Die gefundene Vereinbarung ist wirklich schöpferisch. Bewusst, dass die Gasfelder mit keiner der Grenzen zusammenfallen, die gefordert werden könnten, einigte sich sowohl die israelische als auch die libanesische Seite darauf, die Grenzen auf dem Meer von denen unter dem Meer zu unterscheiden. Ein Gasfeld, Karish, geht an Israel und ein anderes, Qana, an den Libanon. Aber da das libanesische Feld unter dem Meer in Israels Meeresgebiet eindringt, wird ein Teil des geförderten Gases an Israel zurückgegeben werden. Schwierig wird es nun jedoch, weil sich die beiden Länder im Krieg befinden und daher kein direktes Abkommen treffen können. Aber das soll kein Hindernis sein! Das Unternehmen, das das libanesische Ölfeld betreibt, wird die französische Firma Total sein. Sie ist es, die Israel nicht mit Gas, sondern mit einem Teil der Gewinne bezahlen wird. Da Total Französisch ist, mischte sich Paris natürlich mit seinen eigenen Anforderungen in die Geschichte ein. Daher die Anwesenheit der französischen Botschafterin bei der Unterzeichnung.

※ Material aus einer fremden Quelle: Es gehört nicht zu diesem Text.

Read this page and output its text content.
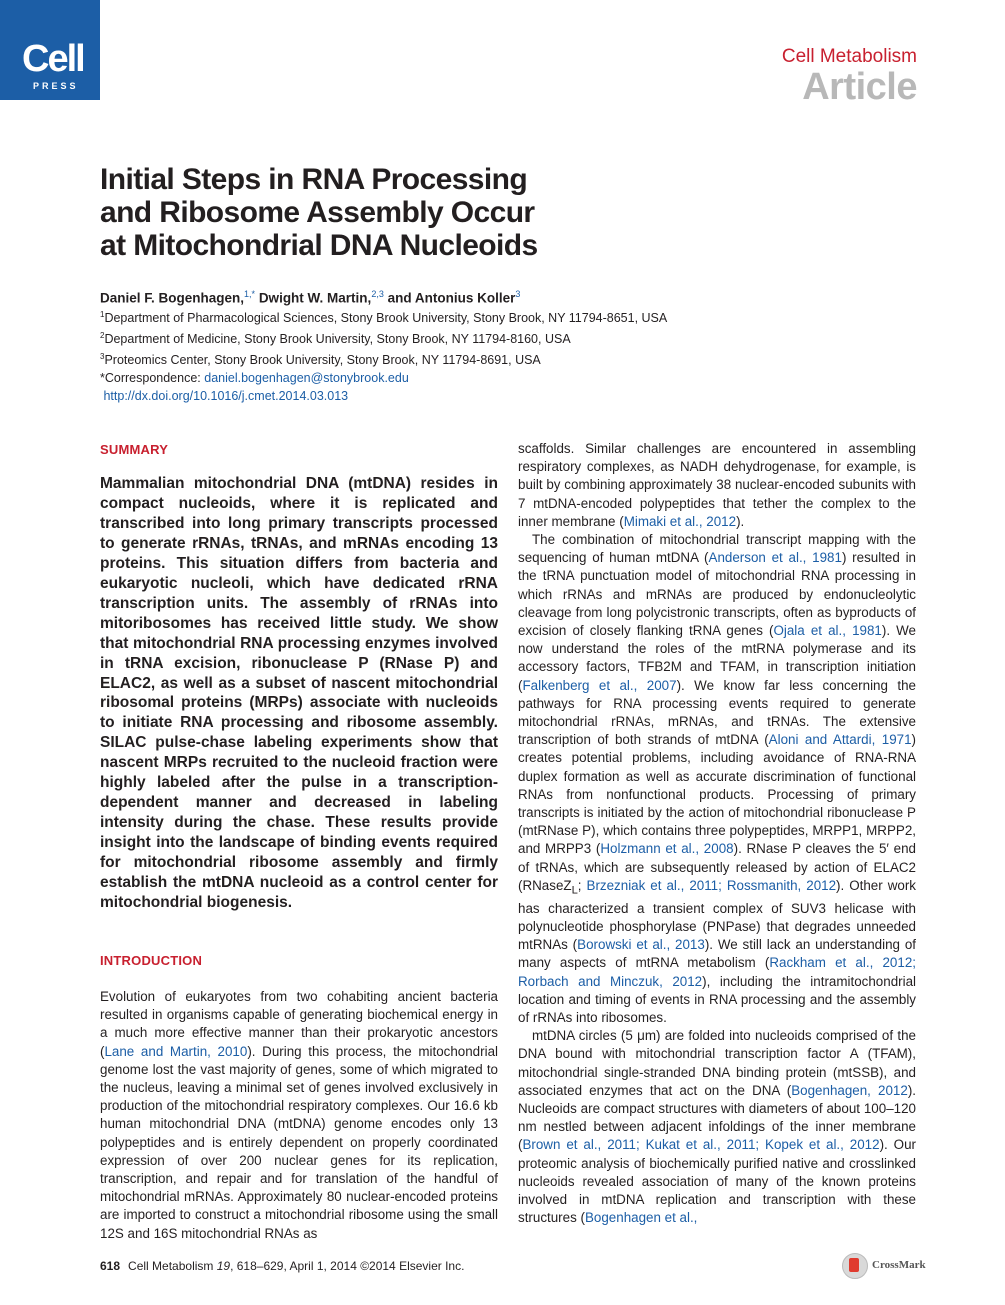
Cell
PRESS
Cell Metabolism
Article
Initial Steps in RNA Processing
and Ribosome Assembly Occur
at Mitochondrial DNA Nucleoids
Daniel F. Bogenhagen,$^{1,*}$ Dwight W. Martin,$^{2,3}$ and Antonius Koller$^3$
$^1$Department of Pharmacological Sciences, Stony Brook University, Stony Brook, NY 11794-8651, USA
$^2$Department of Medicine, Stony Brook University, Stony Brook, NY 11794-8160, USA
$^3$Proteomics Center, Stony Brook University, Stony Brook, NY 11794-8691, USA
*Correspondence: daniel.bogenhagen@stonybrook.edu
http://dx.doi.org/10.1016/j.cmet.2014.03.013
SUMMARY
Mammalian mitochondrial DNA (mtDNA) resides in compact nucleoids, where it is replicated and transcribed into long primary transcripts processed to generate rRNAs, tRNAs, and mRNAs encoding 13 proteins. This situation differs from bacteria and eukaryotic nucleoli, which have dedicated rRNA transcription units. The assembly of rRNAs into mitoribosomes has received little study. We show that mitochondrial RNA processing enzymes involved in tRNA excision, ribonuclease P (RNase P) and ELAC2, as well as a subset of nascent mitochondrial ribosomal proteins (MRPs) associate with nucleoids to initiate RNA processing and ribosome assembly. SILAC pulse-chase labeling experiments show that nascent MRPs recruited to the nucleoid fraction were highly labeled after the pulse in a transcription-dependent manner and decreased in labeling intensity during the chase. These results provide insight into the landscape of binding events required for mitochondrial ribosome assembly and firmly establish the mtDNA nucleoid as a control center for mitochondrial biogenesis.
INTRODUCTION

Evolution of eukaryotes from two cohabiting ancient bacteria resulted in organisms capable of generating biochemical energy in a much more effective manner than their prokaryotic ancestors (Lane and Martin, 2010). During this process, the mitochondrial genome lost the vast majority of genes, some of which migrated to the nucleus, leaving a minimal set of genes involved exclusively in production of the mitochondrial respiratory complexes. Our 16.6 kb human mitochondrial DNA (mtDNA) genome encodes only 13 polypeptides and is entirely dependent on properly coordinated expression of over 200 nuclear genes for its replication, transcription, and repair and for translation of the handful of mitochondrial mRNAs. Approximately 80 nuclear-encoded proteins are imported to construct a mitochondrial ribosome using the small 12S and 16S mitochondrial RNAs as

scaffolds. Similar challenges are encountered in assembling respiratory complexes, as NADH dehydrogenase, for example, is built by combining approximately 38 nuclear-encoded subunits with 7 mtDNA-encoded polypeptides that tether the complex to the inner membrane (Mimaki et al., 2012).

The combination of mitochondrial transcript mapping with the sequencing of human mtDNA (Anderson et al., 1981) resulted in the tRNA punctuation model of mitochondrial RNA processing in which rRNAs and mRNAs are produced by endonucleolytic cleavage from long polycistronic transcripts, often as byproducts of excision of closely flanking tRNA genes (Ojala et al., 1981). We now understand the roles of the mtRNA polymerase and its accessory factors, TFB2M and TFAM, in transcription initiation (Falkenberg et al., 2007). We know far less concerning the pathways for RNA processing events required to generate mitochondrial rRNAs, mRNAs, and tRNAs. The extensive transcription of both strands of mtDNA (Aloni and Attardi, 1971) creates potential problems, including avoidance of RNA-RNA duplex formation as well as accurate discrimination of functional RNAs from nonfunctional products. Processing of primary transcripts is initiated by the action of mitochondrial ribonuclease P (mtRNase P), which contains three polypeptides, MRPP1, MRPP2, and MRPP3 (Holzmann et al., 2008). RNase P cleaves the 5′ end of tRNAs, which are subsequently released by action of ELAC2 (RNaseZ$_L$; Brzezniak et al., 2011; Rossmanith, 2012). Other work has characterized a transient complex of SUV3 helicase with polynucleotide phosphorylase (PNPase) that degrades unneeded mtRNAs (Borowski et al., 2013). We still lack an understanding of many aspects of mtRNA metabolism (Rackham et al., 2012; Rorbach and Minczuk, 2012), including the intramitochondrial location and timing of events in RNA processing and the assembly of rRNAs into ribosomes.

mtDNA circles (5 μm) are folded into nucleoids comprised of the DNA bound with mitochondrial transcription factor A (TFAM), mitochondrial single-stranded DNA binding protein (mtSSB), and associated enzymes that act on the DNA (Bogenhagen, 2012). Nucleoids are compact structures with diameters of about 100–120 nm nestled between adjacent infoldings of the inner membrane (Brown et al., 2011; Kukat et al., 2011; Kopek et al., 2012). Our proteomic analysis of biochemically purified native and crosslinked nucleoids revealed association of many of the known proteins involved in mtDNA replication and transcription with these structures (Bogenhagen et al.,

618 Cell Metabolism 19, 618–629, April 1, 2014 ©2014 Elsevier Inc.	CrossMark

Da Israel ist, wie es ist, hat es wiederholt versucht, einen ungleichen Deal zu erreichen, wenn nötig durch Bestechung einiger libanesischer Beamter. Die Hisbollah stellte sich daher in der Nähe einer israelischen Plattform auf und kündigte an, dass nicht gearbeitet werden könne, bis ein endgültiges Abkommen unterzeichnet sei. Tel Aviv hat die Botschaft gut erhalten, stoppte seine Korruptionsbemühungen und verzichtete auf die Ausbeutung seines eigenen Gasfeldes.
Es blieb nur mehr die Unterzeichnung des Abkommens, wohl wissend, dass beide Parteien sich weigern, einander die Hand zu geben. Unter der Schirmherrschaft der Interimstruppe der Vereinten Nationen im Libanon (UNIFIL) fand eine Zeremonie statt. Die israelische und die libanesische Delegation kamen nach Naqurah, dem UNIFIL-Hauptquartier, um einer nach dem anderen ein Dokument zu unterzeichnen; ein Dokument, das an die UNO in New York übermittelt und von Ihr registriert wurde.
Vor den Israelis sagte Premierminister Yair Lapid: "Der Libanon hat im Abkommen über die Festlegung der Seegrenze zwischen den beiden Ländern den Staat Israel anerkannt. Dies ist eine politische Errungenschaft, es passiert nicht jeden Tag, dass ein feindlicher Staat den Staat Israel in einem schriftlichen Abkommen anerkennt, und dies vor der gesamten internationalen Gemeinschaft." Das ist eine etwas übertriebene Auslegung und Sayyed Nasrallah, der Generalsekretär der Hisbollah, antwortete ihm: "Präsident Michel Aoun hat keinen internationalen Vertrag unterzeichnet. Es ist also nicht die Anerkennung Israels (...) Der Prozess, der zur Unterzeichnung des Abkommens geführt hat und die Form dieses Abkommens bestätigen, dass jedes Gerede über Normalisierung unbegründet ist. (...) Die Verhandlungen waren indirekt und die Delegationen haben sich nicht getroffen."
Aus der Sicht von Herrn Lapid, der versucht, sein Land zu dekolonisieren – das heißt, Israels kolonisierenden Charakter zu beseitigen – ist dies ein Schritt in Richtung Normalisierung. Aus Sicht von Nasrallah, der für die Unterzeichnung dieser Verpflichtung keine Zustimmung des libanesischen Parlaments benötigte, handelt es sich formal nicht um einen Vertrag, sondern um eine Abfolge gegenseitiger Verpflichtungen... mit Wert eines Vertrags. Kurz gesagt, jeder bleibt bei seiner Position, ist entgegenkommend mit seinen eigenen Prinzipien, und handelt im Interesse aller.